Key to the success of the campaign from the start, says Kelley, was strong top-down support from senior management, which was essential since such state-specific local sourcing was extremely complex to navigate.
Food Lion’s hard definition of local is defined as state-grown, and that has forged strong relationships between the retailer and departments of agriculture in each of the state’s the chain has stores. This is true whether there are 200 locations in the state or only three. To capitalize on this, last year Food Lion tested a co-branded bin program with South Carolina, North Carolina and Tennessee. Each agricultural department provided its state promotional logo, and the retailer crafted the bins to display products that conformed to the retailer’s specific design aesthetics, a wood grain finish with black branding.
“Results were extraordinary. Food Lion loved it. The stores loved it. The states loved it,” says Kelley. “This year, we will expand to bins with logos from nine states. It was important we built credibility, that the departments knew and trusted that what we put in those bins would be from their state.”
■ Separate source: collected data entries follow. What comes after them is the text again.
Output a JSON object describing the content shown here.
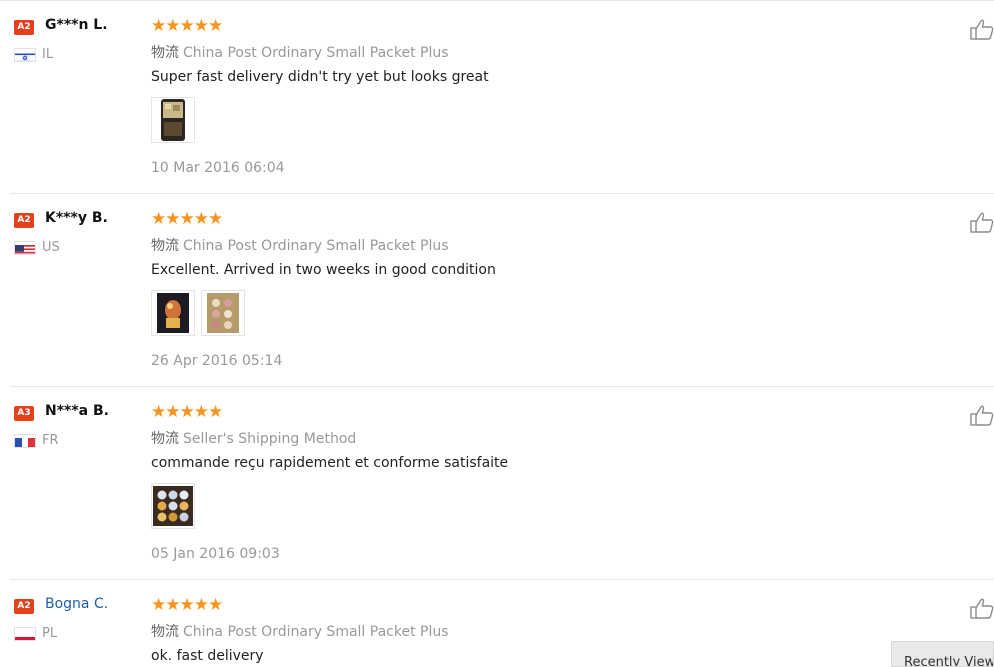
{
  "reviews": [
    {
      "level": "A2",
      "name": "G***n L.",
      "country": "IL",
      "rating": 5,
      "stars": "★★★★★",
      "shipping_cn": "物流",
      "shipping": "China Post Ordinary Small Packet Plus",
      "comment": "Super fast delivery didn't try yet but looks great",
      "date": "10 Mar 2016 06:04"
    },
    {
      "level": "A2",
      "name": "K***y B.",
      "country": "US",
      "rating": 5,
      "stars": "★★★★★",
      "shipping_cn": "物流",
      "shipping": "China Post Ordinary Small Packet Plus",
      "comment": "Excellent. Arrived in two weeks in good condition",
      "date": "26 Apr 2016 05:14"
    },
    {
      "level": "A3",
      "name": "N***a B.",
      "country": "FR",
      "rating": 5,
      "stars": "★★★★★",
      "shipping_cn": "物流",
      "shipping": "Seller's Shipping Method",
      "comment": "commande reçu rapidement et conforme satisfaite",
      "date": "05 Jan 2016 09:03"
    },
    {
      "level": "A2",
      "name": "Bogna C.",
      "country": "PL",
      "rating": 5,
      "stars": "★★★★★",
      "shipping_cn": "物流",
      "shipping": "China Post Ordinary Small Packet Plus",
      "comment": "ok. fast delivery"
    }
  ],
  "recently_viewed": "Recently Viewed",
  "colors": {
    "star": "#f7941d",
    "badge": "#e3401b",
    "link": "#1f5fa8",
    "muted": "#999999"
  },
  "icons": {
    "like": "thumbs-up-icon"
  }
}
Another important requirement to Local Goodness is that local produce and products are labeled not just by state, but also with the farmer’s name and address. This makes it easier for customers to know where their food comes from and for Kelley and his team to dive more deeply into expanding the campaign in a hyper-local direction.
“For example, in North Carolina, when broccoli crowns are finished in the sandy warm soil of the state’s east coast, they may still be available for another one to two weeks from farms to the west in the mountains, so we make sure those stores are still getting this product,” he explains.
“A big part of my role is going out on farm tours in each of the 10 states, many times with our distributor along too, and finding what’s available and new items that a farm may grow, but we haven’t purchased yet. We buy from farms that have 60 or more unique commodities and those that have only a dozen or fewer. Either way, we don’t bend on the requirement of farms being GAP-certified and let them know the resources in the state to do this. An enhanced assortment, and hyper-local, is something we continue to work on and expand.”
In the future, with more customers buying groceries online either for curbside pick-up or home delivery, Kelley says Food Lion is working to assure shoppers can identify state-grown produce in this format too.